Wed Mar 6 06:18:54 PST 2024

jeanPerier wrote:

I am not very familiar with the OpenMP outlining. Here are my quick thoughts:

- I do not get why it is a semantic issue to capture two values instead of one (I understand this may be an perf issue).
- It seems the new hlfir::FortranVariableShadow could simply be a fir::FortranVariableOpInterface (you would get everything you need by gathering the operation instead of the result: the attributes and all the results). The OpenMP privatization pass could attempt to always look at the producer of an mlir::Value that is captured. If it is fir::FortranVariableOpInterface, it would put the op in a some capture list, otherwise, it would capture the mlir::Value "as usual". Adding a new type in FIR is adding a lot of abstraction complexity.
- I agree with Kiran that if it is just a perf issue, the direct solution would be to update the cloning to use `#0`. Especially for allocatable and pointer were `#0` and `#1` are exactly the same anyway.

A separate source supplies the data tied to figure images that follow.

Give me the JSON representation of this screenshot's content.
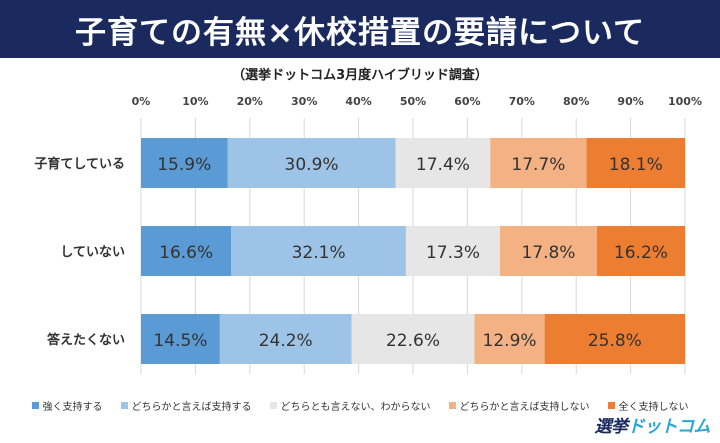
{
  "banner": {
    "title": "子育ての有無×休校措置の要請について"
  },
  "chart_data": {
    "type": "bar",
    "orientation": "horizontal",
    "stacked": true,
    "percent": true,
    "subtitle": "（選挙ドットコム3月度ハイブリッド調査）",
    "categories": [
      "子育てしている",
      "していない",
      "答えたくない"
    ],
    "xlim": [
      0,
      100
    ],
    "x_ticks": [
      "0%",
      "10%",
      "20%",
      "30%",
      "40%",
      "50%",
      "60%",
      "70%",
      "80%",
      "90%",
      "100%"
    ],
    "x_axis_position": "top",
    "grid": true,
    "legend_position": "bottom",
    "series": [
      {
        "name": "強く支持する",
        "color": "#5b9bd5",
        "values": [
          15.9,
          16.6,
          14.5
        ],
        "labels": [
          "15.9%",
          "16.6%",
          "14.5%"
        ]
      },
      {
        "name": "どちらかと言えば支持する",
        "color": "#9dc3e6",
        "values": [
          30.9,
          32.1,
          24.2
        ],
        "labels": [
          "30.9%",
          "32.1%",
          "24.2%"
        ]
      },
      {
        "name": "どちらとも言えない、わからない",
        "color": "#e7e6e6",
        "values": [
          17.4,
          17.3,
          22.6
        ],
        "labels": [
          "17.4%",
          "17.3%",
          "22.6%"
        ]
      },
      {
        "name": "どちらかと言えば支持しない",
        "color": "#f4b183",
        "values": [
          17.7,
          17.8,
          12.9
        ],
        "labels": [
          "17.7%",
          "17.8%",
          "12.9%"
        ]
      },
      {
        "name": "全く支持しない",
        "color": "#ed7d31",
        "values": [
          18.1,
          16.2,
          25.8
        ],
        "labels": [
          "18.1%",
          "16.2%",
          "25.8%"
        ]
      }
    ]
  },
  "logo": {
    "main": "選挙",
    "accent": "ドットコム"
  }
}
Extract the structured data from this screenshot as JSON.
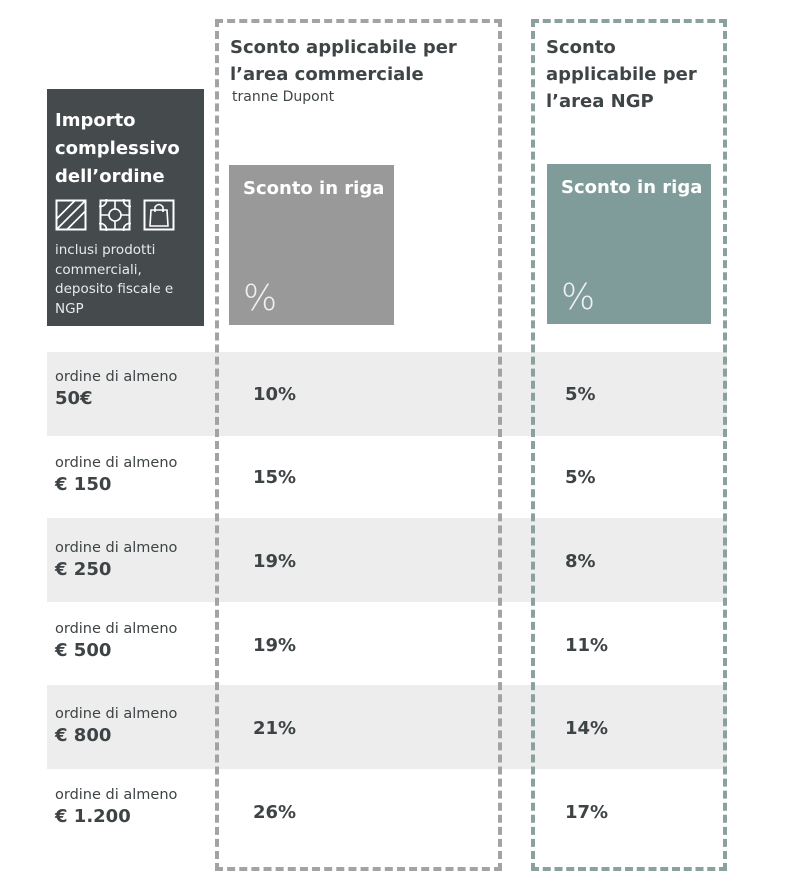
{
  "columns": {
    "commerciale": {
      "title": "Sconto applicabile per l’area commerciale",
      "subtitle": "tranne Dupont",
      "box_label": "Sconto in riga",
      "box_sign": "%"
    },
    "ngp": {
      "title": "Sconto applicabile per l’area NGP",
      "box_label": "Sconto in riga",
      "box_sign": "%"
    }
  },
  "import_header": {
    "title": "Importo complessivo dell’ordine",
    "icons": [
      "flooring-icon",
      "tile-pattern-icon",
      "shopping-bag-icon"
    ],
    "note": "inclusi prodotti commerciali, deposito fiscale e NGP"
  },
  "rows": [
    {
      "prefix": "ordine di almeno",
      "amount": "50€",
      "commerciale": "10%",
      "ngp": "5%"
    },
    {
      "prefix": "ordine di almeno",
      "amount": "€ 150",
      "commerciale": "15%",
      "ngp": "5%"
    },
    {
      "prefix": "ordine di almeno",
      "amount": "€ 250",
      "commerciale": "19%",
      "ngp": "8%"
    },
    {
      "prefix": "ordine di almeno",
      "amount": "€ 500",
      "commerciale": "19%",
      "ngp": "11%"
    },
    {
      "prefix": "ordine di almeno",
      "amount": "€ 800",
      "commerciale": "21%",
      "ngp": "14%"
    },
    {
      "prefix": "ordine di almeno",
      "amount": "€ 1.200",
      "commerciale": "26%",
      "ngp": "17%"
    }
  ],
  "colors": {
    "header_dark": "#454b4d",
    "commerciale_grey": "#999999",
    "ngp_teal": "#809c9a",
    "band_grey": "#ededed"
  }
}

The story of `#0` vs `#1` is that `#0` could just be used anywhere from a correctness point of view. `#1` is only here to help skipping the creation of temporary descriptors when propagating assumed-shape through calls and doing "FIR level" descriptor manipulation (the issue of assumed-shape is that there lower bounds are local, so a new descriptor `#0` is created to hold the accurate lower bounds in the descriptors. But we do not care about propagating these lower bounds through calls since the entity will get new lower bounds inside the call anyway. FIR addressing operation was designed to not use the lower bound inside the descriptor (local lower bounds are provided with fir.shift if any)).

In the context of OpenMP outlining, if you need to capture a descriptor, it should be `#0` I think since it has all the info, because capturing `#1` would require to capture the lower bounds on top of that for any addressing operation inside the outlined code.

I think I may be able to modify converter.getSymbolAddress to use `#0` for Pointers/Allocatables since it is anyway the same as `#1`. But for assumed-shape, it will stay `#1` since fir::ExtendedValue are "FIR level" and should use `#1` to avoid descriptor temporaries when possible. The cloning code should be update to use HLFIR level cloning mechanism in that case (and maybe in call cases to make things simpler).

https://github.com/llvm/llvm-project/pull/84033